Blogosphere comments on Paulson

I'm generally in support of the Paulson/Bush/Bernanke bailout, though I think attempts to "bail out homeowners" are ill-advised, since it would simply cost 10x as much to do this as to make the banking system get back on life support again.

But, I've been discovering a growing sentiment of housing bubble bloggers who think badly of the Paulson plan, and some of them even say it pretty eloquently.

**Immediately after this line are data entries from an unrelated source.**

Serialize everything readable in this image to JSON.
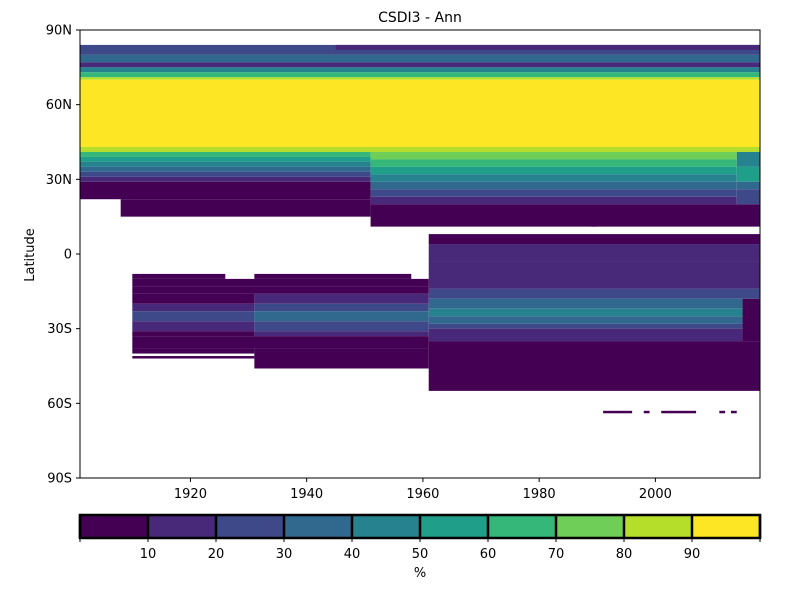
{
  "chart_data": {
    "type": "heatmap",
    "title": "CSDI3 - Ann",
    "xlabel": "",
    "ylabel": "Latitude",
    "xlim": [
      1901,
      2018
    ],
    "ylim": [
      -90,
      90
    ],
    "xticks": [
      1920,
      1940,
      1960,
      1980,
      2000
    ],
    "xtick_labels": [
      "1920",
      "1940",
      "1960",
      "1980",
      "2000"
    ],
    "yticks": [
      90,
      60,
      30,
      0,
      -30,
      -60,
      -90
    ],
    "ytick_labels": [
      "90N",
      "60N",
      "30N",
      "0",
      "30S",
      "60S",
      "90S"
    ],
    "grid": false,
    "colorbar": {
      "label": "%",
      "bounds": [
        0,
        10,
        20,
        30,
        40,
        50,
        60,
        70,
        80,
        90,
        100
      ],
      "tick_values": [
        10,
        20,
        30,
        40,
        50,
        60,
        70,
        80,
        90
      ],
      "tick_labels": [
        "10",
        "20",
        "30",
        "40",
        "50",
        "60",
        "70",
        "80",
        "90"
      ],
      "colors": [
        "#440154",
        "#482878",
        "#3e4989",
        "#31688e",
        "#26828e",
        "#1f9e89",
        "#35b779",
        "#6ece58",
        "#b5de2b",
        "#fde725"
      ]
    },
    "cells": [
      {
        "lat_top": 84,
        "lat_bottom": 80,
        "year_start": 1901,
        "year_end": 2018,
        "value": 25
      },
      {
        "lat_top": 80,
        "lat_bottom": 77,
        "year_start": 1901,
        "year_end": 2018,
        "value": 35
      },
      {
        "lat_top": 77,
        "lat_bottom": 75,
        "year_start": 1901,
        "year_end": 2018,
        "value": 15
      },
      {
        "lat_top": 75,
        "lat_bottom": 73,
        "year_start": 1901,
        "year_end": 2018,
        "value": 45
      },
      {
        "lat_top": 73,
        "lat_bottom": 71,
        "year_start": 1901,
        "year_end": 2018,
        "value": 65
      },
      {
        "lat_top": 71,
        "lat_bottom": 70,
        "year_start": 1901,
        "year_end": 2018,
        "value": 85
      },
      {
        "lat_top": 70,
        "lat_bottom": 43,
        "year_start": 1901,
        "year_end": 2018,
        "value": 95
      },
      {
        "lat_top": 43,
        "lat_bottom": 41,
        "year_start": 1901,
        "year_end": 2018,
        "value": 85
      },
      {
        "lat_top": 41,
        "lat_bottom": 39,
        "year_start": 1901,
        "year_end": 1951,
        "value": 65
      },
      {
        "lat_top": 39,
        "lat_bottom": 37,
        "year_start": 1901,
        "year_end": 1951,
        "value": 55
      },
      {
        "lat_top": 37,
        "lat_bottom": 35,
        "year_start": 1901,
        "year_end": 1951,
        "value": 45
      },
      {
        "lat_top": 35,
        "lat_bottom": 33,
        "year_start": 1901,
        "year_end": 1951,
        "value": 35
      },
      {
        "lat_top": 33,
        "lat_bottom": 31,
        "year_start": 1901,
        "year_end": 1951,
        "value": 25
      },
      {
        "lat_top": 31,
        "lat_bottom": 29,
        "year_start": 1901,
        "year_end": 1951,
        "value": 15
      },
      {
        "lat_top": 29,
        "lat_bottom": 22,
        "year_start": 1901,
        "year_end": 1951,
        "value": 5
      },
      {
        "lat_top": 22,
        "lat_bottom": 15,
        "year_start": 1908,
        "year_end": 1951,
        "value": 5
      },
      {
        "lat_top": 41,
        "lat_bottom": 38,
        "year_start": 1951,
        "year_end": 2014,
        "value": 75
      },
      {
        "lat_top": 38,
        "lat_bottom": 35,
        "year_start": 1951,
        "year_end": 2014,
        "value": 65
      },
      {
        "lat_top": 35,
        "lat_bottom": 32,
        "year_start": 1951,
        "year_end": 2014,
        "value": 55
      },
      {
        "lat_top": 32,
        "lat_bottom": 29,
        "year_start": 1951,
        "year_end": 2014,
        "value": 45
      },
      {
        "lat_top": 29,
        "lat_bottom": 26,
        "year_start": 1951,
        "year_end": 2014,
        "value": 35
      },
      {
        "lat_top": 26,
        "lat_bottom": 23,
        "year_start": 1951,
        "year_end": 2014,
        "value": 25
      },
      {
        "lat_top": 23,
        "lat_bottom": 20,
        "year_start": 1951,
        "year_end": 2014,
        "value": 15
      },
      {
        "lat_top": 20,
        "lat_bottom": 11,
        "year_start": 1951,
        "year_end": 2018,
        "value": 5
      },
      {
        "lat_top": 41,
        "lat_bottom": 35,
        "year_start": 2014,
        "year_end": 2018,
        "value": 45
      },
      {
        "lat_top": 35,
        "lat_bottom": 29,
        "year_start": 2014,
        "year_end": 2018,
        "value": 55
      },
      {
        "lat_top": 29,
        "lat_bottom": 26,
        "year_start": 2014,
        "year_end": 2018,
        "value": 35
      },
      {
        "lat_top": 26,
        "lat_bottom": 20,
        "year_start": 2014,
        "year_end": 2018,
        "value": 25
      },
      {
        "lat_top": 8,
        "lat_bottom": 4,
        "year_start": 1961,
        "year_end": 2018,
        "value": 5
      },
      {
        "lat_top": 4,
        "lat_bottom": -3,
        "year_start": 1961,
        "year_end": 2018,
        "value": 15
      },
      {
        "lat_top": -3,
        "lat_bottom": -14,
        "year_start": 1961,
        "year_end": 2018,
        "value": 15
      },
      {
        "lat_top": -14,
        "lat_bottom": -18,
        "year_start": 1961,
        "year_end": 2018,
        "value": 25
      },
      {
        "lat_top": -18,
        "lat_bottom": -22,
        "year_start": 1961,
        "year_end": 2015,
        "value": 35
      },
      {
        "lat_top": -22,
        "lat_bottom": -25,
        "year_start": 1961,
        "year_end": 2015,
        "value": 45
      },
      {
        "lat_top": -25,
        "lat_bottom": -28,
        "year_start": 1961,
        "year_end": 2015,
        "value": 35
      },
      {
        "lat_top": -28,
        "lat_bottom": -30,
        "year_start": 1961,
        "year_end": 2015,
        "value": 25
      },
      {
        "lat_top": -30,
        "lat_bottom": -35,
        "year_start": 1961,
        "year_end": 2015,
        "value": 15
      },
      {
        "lat_top": -18,
        "lat_bottom": -35,
        "year_start": 2015,
        "year_end": 2018,
        "value": 5
      },
      {
        "lat_top": -35,
        "lat_bottom": -55,
        "year_start": 1961,
        "year_end": 2018,
        "value": 5
      },
      {
        "lat_top": -8,
        "lat_bottom": -10,
        "year_start": 1910,
        "year_end": 1926,
        "value": 5
      },
      {
        "lat_top": -8,
        "lat_bottom": -10,
        "year_start": 1931,
        "year_end": 1958,
        "value": 5
      },
      {
        "lat_top": -10,
        "lat_bottom": -13,
        "year_start": 1910,
        "year_end": 1961,
        "value": 5
      },
      {
        "lat_top": -13,
        "lat_bottom": -16,
        "year_start": 1910,
        "year_end": 1961,
        "value": 5
      },
      {
        "lat_top": -16,
        "lat_bottom": -20,
        "year_start": 1910,
        "year_end": 1931,
        "value": 5
      },
      {
        "lat_top": -16,
        "lat_bottom": -20,
        "year_start": 1931,
        "year_end": 1961,
        "value": 15
      },
      {
        "lat_top": -20,
        "lat_bottom": -23,
        "year_start": 1910,
        "year_end": 1931,
        "value": 15
      },
      {
        "lat_top": -20,
        "lat_bottom": -23,
        "year_start": 1931,
        "year_end": 1961,
        "value": 25
      },
      {
        "lat_top": -23,
        "lat_bottom": -27,
        "year_start": 1910,
        "year_end": 1931,
        "value": 25
      },
      {
        "lat_top": -23,
        "lat_bottom": -27,
        "year_start": 1931,
        "year_end": 1961,
        "value": 35
      },
      {
        "lat_top": -27,
        "lat_bottom": -31,
        "year_start": 1910,
        "year_end": 1931,
        "value": 15
      },
      {
        "lat_top": -27,
        "lat_bottom": -31,
        "year_start": 1931,
        "year_end": 1961,
        "value": 25
      },
      {
        "lat_top": -31,
        "lat_bottom": -33,
        "year_start": 1910,
        "year_end": 1931,
        "value": 5
      },
      {
        "lat_top": -31,
        "lat_bottom": -33,
        "year_start": 1931,
        "year_end": 1961,
        "value": 15
      },
      {
        "lat_top": -33,
        "lat_bottom": -38,
        "year_start": 1910,
        "year_end": 1961,
        "value": 5
      },
      {
        "lat_top": -38,
        "lat_bottom": -40,
        "year_start": 1910,
        "year_end": 1931,
        "value": 5
      },
      {
        "lat_top": -38,
        "lat_bottom": -46,
        "year_start": 1931,
        "year_end": 1961,
        "value": 5
      },
      {
        "lat_top": -41,
        "lat_bottom": -42,
        "year_start": 1910,
        "year_end": 1931,
        "value": 5
      },
      {
        "lat_top": 84,
        "lat_bottom": 82,
        "year_start": 1945,
        "year_end": 2018,
        "value": 15
      },
      {
        "lat_top": -63,
        "lat_bottom": -64,
        "year_start": 1991,
        "year_end": 1996,
        "value": 5
      },
      {
        "lat_top": -63,
        "lat_bottom": -64,
        "year_start": 1998,
        "year_end": 1999,
        "value": 5
      },
      {
        "lat_top": -63,
        "lat_bottom": -64,
        "year_start": 2001,
        "year_end": 2007,
        "value": 5
      },
      {
        "lat_top": -63,
        "lat_bottom": -64,
        "year_start": 2011,
        "year_end": 2012,
        "value": 5
      },
      {
        "lat_top": -63,
        "lat_bottom": -64,
        "year_start": 2013,
        "year_end": 2014,
        "value": 5
      },
      {
        "lat_top": 12,
        "lat_bottom": 11,
        "year_start": 1989,
        "year_end": 1990,
        "value": 5
      }
    ]
  }
}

golfer_X at Riverside/San Bernardino's blog (which I just discovered) observes that economic weakness and uncertainty will likely make the housing crash worse, which will make the economic downturn worse, which...
With all this hitting the news every night I have to wonder, who is still looking to buy a house? I was planning on seriously looking in early 09. Prices in my target areas are starting to hit the "magic number" that I had set 2 years ago. But now I have more to think about. If this continues, are our jobs safe?

Undoubtedly this will make a lot of buyers think twice before buying a home.
He also makes another post here:
The more and more I read about this bailout the more I am convinced our so called "leaders" haven't a clue. The latest is Bernanke's comments that the government should buy all that toxic waste at a price close to the "hold till maturity value". So instead of buying this crap at market values they are proposing to buy it basically at full price or what would have been full price had the market not imploded. There reasoning is that the prices we are currently seeing are "fire sale" prices and they don't reflect the "actual value". Are they freaking kidding me?? They really believe those 700 sq/ft shacks in Compton are worth $500k. This is beyond insane.

News Flash Mr Bernanke, the current fire sale prices are still more than most of this stuff is worth! They are attempting to keep homes unaffordable in the mistaken beleif that they really are worth that much. Even though very few people could afford them under normal underwriting standards.
Ben Jones, commenting on his post at The Housing Bubble Blog, says this about the bailout:
In the spring of 2005, I used to study the monthly summary that Fannie Mae put out and write up an analysis. I doubt anybody read those. But this is the thing I don’t understand; $700 billion probably wouldn’t even save that one company, much less both GSEs, AIG, Wall Street, etc. And Washington would likely blow half of that staffing up and buying desks.
Some scary stuff getting discussed about how far you can stretch $700B, much less $250B or $350B.